La tarta tradicional deja paso a nuevos postres más ligeros e innovadores

La protagonista principal de todo banquete de bodas sigue siendo la tarta. Tradicionalmente, el momento en el que el nuevo matrimonio corta la tarta y la reparte entre sus invitados simboliza el reparto de la suerte que le espera a la nueva pareja con todos aquellos que acuden al enlace.

No obstante, con el paso de los años, la tradición también cambia y ahora lo que buscan los novios no es sólo repartir su fortuna, también quieren que todo aquel que no sienta devoción por el pastel pueda disfrutar de algo dulce. Poco a poco las parejas han ido optando por acompañar la tarta con un helado u otro tipo de postre. Sin embargo, los tiempos cambian y por ejemplo, ahora las nuevas parejas prefieren algo más ligero o alternativo, como un semifrí­o bien decorado, tal y como se ofrece en el Parador de Ferrol.

De todos modos, hay opciones para seguir uniendo la tradición de repartir el pastel con los nuevos tiempos que corren. Esto es lo que defienden desde el restaurante Casa Peizás.
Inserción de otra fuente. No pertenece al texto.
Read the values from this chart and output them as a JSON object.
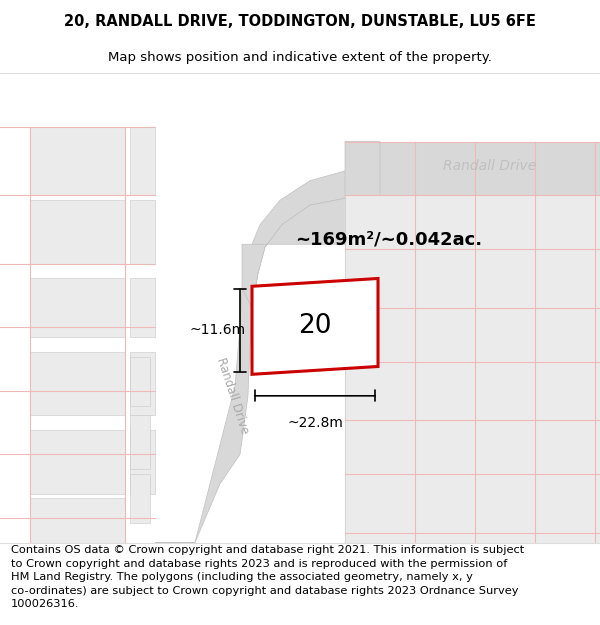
{
  "title_line1": "20, RANDALL DRIVE, TODDINGTON, DUNSTABLE, LU5 6FE",
  "title_line2": "Map shows position and indicative extent of the property.",
  "footer_text": "Contains OS data © Crown copyright and database right 2021. This information is subject\nto Crown copyright and database rights 2023 and is reproduced with the permission of\nHM Land Registry. The polygons (including the associated geometry, namely x, y\nco-ordinates) are subject to Crown copyright and database rights 2023 Ordnance Survey\n100026316.",
  "map_bg": "#f7f7f7",
  "road_color": "#d8d8d8",
  "road_edge": "#c0c0c0",
  "plot_bg": "#ebebeb",
  "plot_edge": "#c8c8c8",
  "stripe_color": "#f0b8b8",
  "stripe_lw": 0.8,
  "highlight_edge": "#cc0000",
  "highlight_lw": 2.2,
  "plot_label": "20",
  "area_label": "~169m²/~0.042ac.",
  "width_label": "~22.8m",
  "height_label": "~11.6m",
  "rd_diag_label": "Randall Drive",
  "rd_horiz_label": "Randall Drive",
  "title_fontsize": 10.5,
  "subtitle_fontsize": 9.5,
  "footer_fontsize": 8.2
}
Su propuesta para los menús del 2006 son unas unas tartas individuales que conservan el sabor y los ingredientes naturales del pastel nupcial de toda la vida. De esta manera se une lo clásico con lo innovador ya que por un lado, los novios siguen repartiendo su suerte entre sus invitados pero no tienen que pasar por el engorro de cortar el pastel, con el peligro de mancharse que eso implica.